Au lendemain de la polémique sur les Guignols, le patron de Vivendi, Vincent Bolloré, a promis de maintenir les marionnettes à l'antenne, mais a remercié le numéro 2 de Canal +, Rodolphe Belmer, un geste interprété comme une reprise en main de la chaîne cryptée.
La survie des "Guignols de l'info" est assurée, a affirmé vendredi à l'AFP Vincent Bolloré. "Il est hors de question de se priver de cet atout qui est la propriété du groupe", a dit l'homme d'affaires breton, à la fois premier actionnaire de Vivendi, maison mère de Canal+, et d'Havas.
Le sort des célèbres marionnettes avait suscité une forte mobilisation sur les réseaux sociaux et dans la classe politique. Jusqu'au président François Hollande qui avait rappelé que "la caricature, ça fait partie du patrimoine".
Vincent Bolloré a toutefois précisé que "les dirigeants de Canal+ et de Vivendi devront décider sous quel format et à quel moment (les Guignols) devront être distribués". Une mise au point qui laisse présager un nouveau format: diffusion en crypté (donc payante), horaire différent ou version raccourcie, voire simple créneau le week-end. Les personnages en latex sont actuellement à l'antenne en clair du lundi au vendredi.
Ce changement de format devrait s'inscrire dans une refonte de la grille de la chaîne. "Le Grand Journal" serait dans le collimateur. Selon Le Point.fr, son sort est même déjà scellé: Maxime Saada, le nouveau directeur général, "devrait annoncer dans les heures à venir () que l'émission ne sera pas reconduite l'année prochaine".
"Le Grand Journal", concurrencé notamment par l'émission de Cyril Hanouna "Touche pas à mon poste" sur D8, a vu son audience s'éroder (6,9% de part d'audience en moyenne la saison dernière contre 6% cette année).

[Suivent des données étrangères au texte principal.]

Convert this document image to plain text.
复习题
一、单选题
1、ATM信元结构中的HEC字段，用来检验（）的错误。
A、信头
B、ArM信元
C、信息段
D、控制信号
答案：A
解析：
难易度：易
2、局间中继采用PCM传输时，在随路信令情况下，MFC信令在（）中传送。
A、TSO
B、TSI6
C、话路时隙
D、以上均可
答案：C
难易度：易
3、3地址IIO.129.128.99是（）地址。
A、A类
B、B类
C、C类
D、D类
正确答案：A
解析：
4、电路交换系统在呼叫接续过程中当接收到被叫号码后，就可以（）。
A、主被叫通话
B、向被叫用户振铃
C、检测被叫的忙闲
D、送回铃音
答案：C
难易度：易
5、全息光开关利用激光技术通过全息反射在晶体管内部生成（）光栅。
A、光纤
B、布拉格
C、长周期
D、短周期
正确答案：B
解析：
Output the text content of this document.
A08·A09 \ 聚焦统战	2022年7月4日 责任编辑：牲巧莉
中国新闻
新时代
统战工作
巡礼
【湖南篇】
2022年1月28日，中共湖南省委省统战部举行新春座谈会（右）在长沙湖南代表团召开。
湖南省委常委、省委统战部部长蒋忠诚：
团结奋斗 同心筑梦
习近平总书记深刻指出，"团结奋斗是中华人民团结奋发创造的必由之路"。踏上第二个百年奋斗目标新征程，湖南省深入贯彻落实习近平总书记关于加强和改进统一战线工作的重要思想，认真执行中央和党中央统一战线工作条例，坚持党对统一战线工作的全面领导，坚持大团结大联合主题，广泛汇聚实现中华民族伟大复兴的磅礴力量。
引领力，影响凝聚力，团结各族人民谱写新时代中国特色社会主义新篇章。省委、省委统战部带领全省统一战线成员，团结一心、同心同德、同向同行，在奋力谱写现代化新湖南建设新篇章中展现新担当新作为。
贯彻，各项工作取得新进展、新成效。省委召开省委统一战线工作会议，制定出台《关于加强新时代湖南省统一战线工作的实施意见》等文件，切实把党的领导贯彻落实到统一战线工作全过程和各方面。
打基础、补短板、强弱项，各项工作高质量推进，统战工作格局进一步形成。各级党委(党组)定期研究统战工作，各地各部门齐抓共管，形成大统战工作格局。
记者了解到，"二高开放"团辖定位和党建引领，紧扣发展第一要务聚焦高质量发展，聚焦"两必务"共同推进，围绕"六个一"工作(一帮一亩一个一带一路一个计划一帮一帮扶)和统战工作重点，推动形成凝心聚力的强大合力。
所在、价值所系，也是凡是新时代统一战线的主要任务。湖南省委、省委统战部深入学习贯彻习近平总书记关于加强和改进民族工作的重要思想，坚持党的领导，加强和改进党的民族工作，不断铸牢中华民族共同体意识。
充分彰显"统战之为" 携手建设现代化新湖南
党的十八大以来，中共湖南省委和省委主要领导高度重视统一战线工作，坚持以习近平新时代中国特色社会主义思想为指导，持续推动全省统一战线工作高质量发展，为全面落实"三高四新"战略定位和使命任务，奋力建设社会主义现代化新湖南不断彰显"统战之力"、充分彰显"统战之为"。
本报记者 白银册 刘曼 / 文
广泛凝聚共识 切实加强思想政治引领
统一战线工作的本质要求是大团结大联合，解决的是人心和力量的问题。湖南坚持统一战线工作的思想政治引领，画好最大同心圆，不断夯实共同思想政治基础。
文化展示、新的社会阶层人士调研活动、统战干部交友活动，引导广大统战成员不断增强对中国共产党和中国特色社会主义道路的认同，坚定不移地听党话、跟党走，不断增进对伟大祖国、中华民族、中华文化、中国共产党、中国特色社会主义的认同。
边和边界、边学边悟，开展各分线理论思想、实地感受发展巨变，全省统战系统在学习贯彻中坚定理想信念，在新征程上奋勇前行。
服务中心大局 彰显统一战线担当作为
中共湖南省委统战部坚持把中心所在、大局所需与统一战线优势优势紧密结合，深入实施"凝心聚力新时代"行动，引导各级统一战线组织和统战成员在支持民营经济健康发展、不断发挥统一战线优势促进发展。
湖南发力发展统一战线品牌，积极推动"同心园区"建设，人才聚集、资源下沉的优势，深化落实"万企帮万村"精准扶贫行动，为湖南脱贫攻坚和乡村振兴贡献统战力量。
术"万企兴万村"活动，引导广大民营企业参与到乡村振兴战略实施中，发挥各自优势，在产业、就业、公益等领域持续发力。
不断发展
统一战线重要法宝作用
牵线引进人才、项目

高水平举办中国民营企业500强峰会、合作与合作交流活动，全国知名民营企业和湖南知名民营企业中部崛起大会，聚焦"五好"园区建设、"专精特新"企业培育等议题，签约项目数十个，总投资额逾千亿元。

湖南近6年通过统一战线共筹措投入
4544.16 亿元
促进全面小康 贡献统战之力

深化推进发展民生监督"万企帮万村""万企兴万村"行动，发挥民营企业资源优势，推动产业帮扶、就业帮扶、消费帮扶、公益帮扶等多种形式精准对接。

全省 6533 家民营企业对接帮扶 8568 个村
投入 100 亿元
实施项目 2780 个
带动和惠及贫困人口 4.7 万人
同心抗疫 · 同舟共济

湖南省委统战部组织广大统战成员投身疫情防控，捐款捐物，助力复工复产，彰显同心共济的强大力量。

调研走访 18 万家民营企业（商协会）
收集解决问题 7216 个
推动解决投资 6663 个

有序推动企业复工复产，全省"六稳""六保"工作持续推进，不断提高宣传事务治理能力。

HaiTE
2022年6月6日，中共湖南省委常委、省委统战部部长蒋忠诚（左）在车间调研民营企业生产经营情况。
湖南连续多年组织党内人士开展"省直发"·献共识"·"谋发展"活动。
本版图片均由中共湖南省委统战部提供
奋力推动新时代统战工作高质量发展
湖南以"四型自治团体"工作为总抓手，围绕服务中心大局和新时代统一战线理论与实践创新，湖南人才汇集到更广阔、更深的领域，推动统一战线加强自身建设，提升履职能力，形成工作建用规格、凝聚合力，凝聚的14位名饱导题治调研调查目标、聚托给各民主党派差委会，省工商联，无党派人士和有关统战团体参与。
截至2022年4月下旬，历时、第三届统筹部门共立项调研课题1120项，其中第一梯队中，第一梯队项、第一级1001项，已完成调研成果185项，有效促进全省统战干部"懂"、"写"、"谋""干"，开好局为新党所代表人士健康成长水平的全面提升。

L'audience en clair de Canal+ "a souffert cette saison", note Philippe Bailly, président du cabinet NPA Conseil. "Les Guignols étaient à 8,9% de part d'audience, en moyenne, sur la période 2013-2014, mais en juin dernier, ils sont tombés à 7,3%".
Globalement, "les abonnements en France s'érodent", fortement concurrencés par Netflix pour le cinéma et les séries et par beIN Sports pour le sport, note-t-il.
"La situation de Canal+ en France est un peu difficile", a expliqué Vincent Bolloré à Europe 1. "C'est vrai que la grille du soir en clair pose un problème, parce que cela fait deux ans que l'audience s'érode un peu. Et les émissions coûtent à peu près trois fois plus cher que celles de la concurrence, et la concurrence nous a battu".
- Signal fort -
"Le Grand Journal ne correspond peut-être plus à ce qu?on attend, mais les Guignols, le zapping, le Petit journal ont vocation à perdurer quotidiennement", tempère un syndicaliste.
Si les marionnettes fétiches de la chaîne cryptée ont sauvé leur place, ce n'est pas le cas de Rodolphe Belmer, 45 ans, directeur général depuis octobre 2012, qui été remplacé lors d'un conseil de surveillance par son adjoint Maxime Saada.
Cité de longue date comme un possible successeur de Bertrand Méheut à la présidence de Canal+, Rodolphe Belmer avait vu ses responsabilités élargies en janvier, à la tête de Vivendi Contents.
"C'est bien évidemment une reprise en main", juge un autre syndicaliste, qui souligne que le conseil de surveillance se déroulait pour la première fois à Canal+ et non à Vivendi. "Bolloré s?est affiché très attentif, volontariste, dans une logique très industrielle", a-t-il confié à l'AFP.
Selon un analyste du secteur, qui ne souhaite pas être cité, "c'est une première étape de la prise de pouvoir de Bolloré à Canal+ et de la mise en place d'une nouvelle organisation". "C'est aussi un signal fort lancé à l'équipe dirigeante de la chaîne, soupçonnée d'avoir soufflé sur les braises" dans l'affaire des Guignols.
Pour autant, ajoute-t-il, "je ne suis pas sûr que Vincent Bolloré avait initialement choisi ce moment et ce scénario". "Il y avait des rumeurs sur le départ de Bertrand Méheut et l'arrivée du patron d'Havas Dominique Delport". La priorité de Vincent Bolloré, c'est la "synergie entre Universal (filiale de Vivendi) et Canal+", assure-t-il.